C’est un lit de convergences variées et diverses. A l’image même de Samantha Biffot qui a grandi entre l’Afrique, l’Europe et l’Asie. Elle aussi étudié au Gabon, en France, en Angleterre et en Corée, et doit réaliser un équilibre avec tous ces apports culturels l’ayant façonnée psychologiquement et spirituellement. C’est la condition inaliénable qui donne accès à une vie pleine, taillée sur la dimension universelle.
En effet, la prise en compte de la dimension culturelle par les Etats est essentielle dans le processus de développement pluriel de tout peuple, et de toute nation en devenir. Elle seule façonne une vision apaisée du monde. Elle seule permet d’asseoir un registre de valeurs sociales conférant un signifié cohérent aux choses. D’autant que le développement communautaire n’est que l’agencement harmonieux des divers éléments caractéristiques d’un environnement dans le dessein vital de s’y adapter.
Cet impératif est le bien-fondé qu’en Afrique, chaque culture à l’échelle planétaire, est égale à n’importe quelle autre. La gestion de ce pan spécifique à chaque peuple du monde, ne peut demeurer l’apanage exclusif des Instituts ou Centres culturels français, américains, anglais, allemands, espagnols ou belges. Mais plutôt une prérogative inaliénable des maisons de la culture locale, propres à chaque pays du continent, tant dans les milieux urbains que ruraux.

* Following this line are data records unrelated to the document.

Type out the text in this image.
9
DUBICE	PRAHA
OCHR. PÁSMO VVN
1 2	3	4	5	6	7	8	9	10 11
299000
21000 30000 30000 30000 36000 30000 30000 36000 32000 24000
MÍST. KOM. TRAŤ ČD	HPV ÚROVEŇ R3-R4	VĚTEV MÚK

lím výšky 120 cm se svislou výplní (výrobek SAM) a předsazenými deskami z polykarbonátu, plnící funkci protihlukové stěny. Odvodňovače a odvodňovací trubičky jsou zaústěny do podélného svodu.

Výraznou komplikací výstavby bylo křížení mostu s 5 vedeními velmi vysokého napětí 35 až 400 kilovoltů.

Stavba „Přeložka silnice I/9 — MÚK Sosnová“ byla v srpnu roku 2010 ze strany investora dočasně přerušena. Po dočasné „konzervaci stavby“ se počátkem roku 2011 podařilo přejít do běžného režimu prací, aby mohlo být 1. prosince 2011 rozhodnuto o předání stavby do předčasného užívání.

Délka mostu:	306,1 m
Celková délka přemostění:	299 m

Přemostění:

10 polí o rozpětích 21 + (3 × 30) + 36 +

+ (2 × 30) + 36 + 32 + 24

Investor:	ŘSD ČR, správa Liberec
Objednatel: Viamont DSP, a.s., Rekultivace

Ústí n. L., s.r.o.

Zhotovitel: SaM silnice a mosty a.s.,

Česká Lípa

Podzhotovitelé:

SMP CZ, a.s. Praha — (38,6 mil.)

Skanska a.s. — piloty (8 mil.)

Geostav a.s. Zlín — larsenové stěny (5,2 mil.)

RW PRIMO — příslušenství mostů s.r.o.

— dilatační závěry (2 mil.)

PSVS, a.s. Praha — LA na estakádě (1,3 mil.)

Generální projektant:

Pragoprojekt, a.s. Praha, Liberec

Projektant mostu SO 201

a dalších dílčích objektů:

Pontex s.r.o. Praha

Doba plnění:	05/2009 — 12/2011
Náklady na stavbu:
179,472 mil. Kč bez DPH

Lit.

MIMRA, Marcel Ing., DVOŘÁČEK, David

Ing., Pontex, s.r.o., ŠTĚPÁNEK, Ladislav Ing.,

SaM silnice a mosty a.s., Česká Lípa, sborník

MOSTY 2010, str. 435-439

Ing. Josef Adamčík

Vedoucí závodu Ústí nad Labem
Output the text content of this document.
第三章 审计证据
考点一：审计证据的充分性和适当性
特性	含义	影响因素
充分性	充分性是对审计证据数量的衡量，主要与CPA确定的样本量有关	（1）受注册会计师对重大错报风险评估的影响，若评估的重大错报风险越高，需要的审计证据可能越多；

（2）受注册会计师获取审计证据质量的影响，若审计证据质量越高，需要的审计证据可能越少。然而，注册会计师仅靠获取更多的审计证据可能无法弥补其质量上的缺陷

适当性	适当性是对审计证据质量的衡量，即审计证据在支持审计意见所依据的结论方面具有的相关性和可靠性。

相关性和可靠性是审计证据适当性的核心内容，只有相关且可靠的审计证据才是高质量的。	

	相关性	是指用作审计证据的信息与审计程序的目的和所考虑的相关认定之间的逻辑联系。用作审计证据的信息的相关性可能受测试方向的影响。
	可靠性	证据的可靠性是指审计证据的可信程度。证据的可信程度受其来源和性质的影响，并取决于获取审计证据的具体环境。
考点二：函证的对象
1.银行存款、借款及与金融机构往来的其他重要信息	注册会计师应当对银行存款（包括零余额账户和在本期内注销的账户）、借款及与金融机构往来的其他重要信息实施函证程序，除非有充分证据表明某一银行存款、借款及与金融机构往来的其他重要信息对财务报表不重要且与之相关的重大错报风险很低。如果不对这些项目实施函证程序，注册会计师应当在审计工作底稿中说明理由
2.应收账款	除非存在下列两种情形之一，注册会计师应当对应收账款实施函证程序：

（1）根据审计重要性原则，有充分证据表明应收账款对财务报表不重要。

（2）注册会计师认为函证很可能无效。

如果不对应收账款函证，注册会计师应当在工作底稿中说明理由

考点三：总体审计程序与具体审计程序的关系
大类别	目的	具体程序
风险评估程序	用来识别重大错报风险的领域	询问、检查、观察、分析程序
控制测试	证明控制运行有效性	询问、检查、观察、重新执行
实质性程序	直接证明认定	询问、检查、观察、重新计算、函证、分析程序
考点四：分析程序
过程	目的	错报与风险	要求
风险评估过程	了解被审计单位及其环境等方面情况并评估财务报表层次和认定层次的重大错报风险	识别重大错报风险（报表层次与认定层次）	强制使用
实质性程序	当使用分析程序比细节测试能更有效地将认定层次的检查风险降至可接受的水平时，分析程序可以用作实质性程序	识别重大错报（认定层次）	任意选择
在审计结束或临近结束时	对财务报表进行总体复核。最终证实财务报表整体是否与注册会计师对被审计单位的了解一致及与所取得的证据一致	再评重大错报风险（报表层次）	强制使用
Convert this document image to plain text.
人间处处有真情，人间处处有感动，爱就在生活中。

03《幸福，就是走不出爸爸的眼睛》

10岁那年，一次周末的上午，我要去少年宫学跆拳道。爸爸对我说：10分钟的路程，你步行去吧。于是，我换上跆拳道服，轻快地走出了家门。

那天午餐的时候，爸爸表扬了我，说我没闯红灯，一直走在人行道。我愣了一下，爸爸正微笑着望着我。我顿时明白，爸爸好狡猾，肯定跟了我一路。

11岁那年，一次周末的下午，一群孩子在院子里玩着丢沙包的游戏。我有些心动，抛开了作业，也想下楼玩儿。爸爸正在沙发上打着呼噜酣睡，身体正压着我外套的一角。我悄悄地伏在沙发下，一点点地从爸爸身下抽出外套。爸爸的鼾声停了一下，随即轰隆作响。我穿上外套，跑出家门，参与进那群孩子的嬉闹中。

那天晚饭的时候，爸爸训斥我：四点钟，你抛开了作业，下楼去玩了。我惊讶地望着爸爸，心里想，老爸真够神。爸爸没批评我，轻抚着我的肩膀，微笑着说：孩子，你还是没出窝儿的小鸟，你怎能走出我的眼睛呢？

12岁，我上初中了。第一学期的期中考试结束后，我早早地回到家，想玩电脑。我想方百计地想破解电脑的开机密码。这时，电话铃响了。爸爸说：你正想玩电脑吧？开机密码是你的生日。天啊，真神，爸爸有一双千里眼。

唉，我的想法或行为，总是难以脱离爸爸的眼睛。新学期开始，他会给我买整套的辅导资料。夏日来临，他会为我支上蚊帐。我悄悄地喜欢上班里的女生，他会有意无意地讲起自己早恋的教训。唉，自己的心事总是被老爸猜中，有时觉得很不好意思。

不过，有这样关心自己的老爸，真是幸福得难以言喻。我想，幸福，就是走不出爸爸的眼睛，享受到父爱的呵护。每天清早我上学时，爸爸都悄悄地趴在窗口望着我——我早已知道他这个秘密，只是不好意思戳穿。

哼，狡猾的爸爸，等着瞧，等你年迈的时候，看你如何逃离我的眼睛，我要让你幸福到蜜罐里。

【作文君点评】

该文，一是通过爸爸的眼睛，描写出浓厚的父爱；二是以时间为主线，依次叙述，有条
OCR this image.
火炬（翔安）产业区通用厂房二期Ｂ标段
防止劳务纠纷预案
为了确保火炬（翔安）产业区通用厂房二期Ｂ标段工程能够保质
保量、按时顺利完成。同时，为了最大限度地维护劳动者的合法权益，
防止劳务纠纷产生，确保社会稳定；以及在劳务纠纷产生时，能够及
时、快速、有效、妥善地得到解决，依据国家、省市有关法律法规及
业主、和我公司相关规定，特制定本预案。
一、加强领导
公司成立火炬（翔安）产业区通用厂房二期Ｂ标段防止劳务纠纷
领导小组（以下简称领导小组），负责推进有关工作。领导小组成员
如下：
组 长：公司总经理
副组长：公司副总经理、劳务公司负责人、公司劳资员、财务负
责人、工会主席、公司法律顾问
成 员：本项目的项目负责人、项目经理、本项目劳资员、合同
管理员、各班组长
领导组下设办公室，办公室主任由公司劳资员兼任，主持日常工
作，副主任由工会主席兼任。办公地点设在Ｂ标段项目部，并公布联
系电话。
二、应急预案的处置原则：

A nos postes de télé donc tous les lundis à 20h30 sur les chaînes Canal+ pour nous délecter des épisodes successifs de « Mami Wata, le Mystère d’Iveza ». Car, si sur les autres continents, le cinéma a ses Spike Lee, Euzhan Palcy ou Roman Polanski, émerveillons-nous désormais d’avoir notre Samantha Biffot « nationale », dont les réalisations sont bien dignes d’Hollywood, selon maitre Fidèle Gomes. Suspense et jeu d’acteurs garantis.